HIGH TEMPERATURE SUPERCONDUCTORS

Introduction

High-temperature superconductors exhibit superconducting behavior, e.g., the Meissner effect, zero resistance, etc., at temperatures which can be attained using liquid nitrogen. Below the critical temperature, the superconducting state may be destroyed by applying a large enough current or magnetic field. This occurs at the critical current density or the critical magnetic field, respectively.

Equipment

• Colorado Superconductor setup
• DC current source
• Two digital multimeters
• Permanent Magnet
• Junction box for combining DC and lock-in sample currents
• Differential input preamp
• Lock-in amplifier
• Dewar and liquid nitrogen

Measurements

There are several superconducting disks in this experiment. Each is encased in an enclosure that includes 6 leads: 2 are thermocouple leads, 2 are used to measure the voltage drop across the sample, and the other 2 are used to provide a current across the sample. There is also a permenant magnet that can be used to demonstrate the Meissner effect.

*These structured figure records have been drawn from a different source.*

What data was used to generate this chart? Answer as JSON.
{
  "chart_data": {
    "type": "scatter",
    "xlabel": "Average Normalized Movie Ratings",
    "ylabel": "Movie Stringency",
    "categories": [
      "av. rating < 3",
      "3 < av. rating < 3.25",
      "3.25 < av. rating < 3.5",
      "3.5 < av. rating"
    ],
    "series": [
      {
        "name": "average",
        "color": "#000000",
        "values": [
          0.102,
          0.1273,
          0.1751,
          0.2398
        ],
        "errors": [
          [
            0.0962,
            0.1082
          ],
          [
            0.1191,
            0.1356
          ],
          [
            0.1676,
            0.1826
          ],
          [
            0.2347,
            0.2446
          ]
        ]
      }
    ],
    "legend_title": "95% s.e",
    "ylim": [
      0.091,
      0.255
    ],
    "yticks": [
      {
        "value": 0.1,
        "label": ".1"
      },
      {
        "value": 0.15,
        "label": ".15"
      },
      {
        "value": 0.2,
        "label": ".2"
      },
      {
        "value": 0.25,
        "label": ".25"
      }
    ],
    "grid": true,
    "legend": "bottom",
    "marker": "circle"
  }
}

The purpose of this experiment is to determine the values of the critical temperature for the samples provided and to use a lock-in amplifier. The critical temperature may be determined in two ways, using the Meissner effect or the zero resistance of the superconductor.

Read carefully the sections of the experiment guide which relate to the handling of superconductors and liquid nitrogen. You should also read about the 4-point probe measurement, signal-to-noise optimization, and lock-in amplifiers.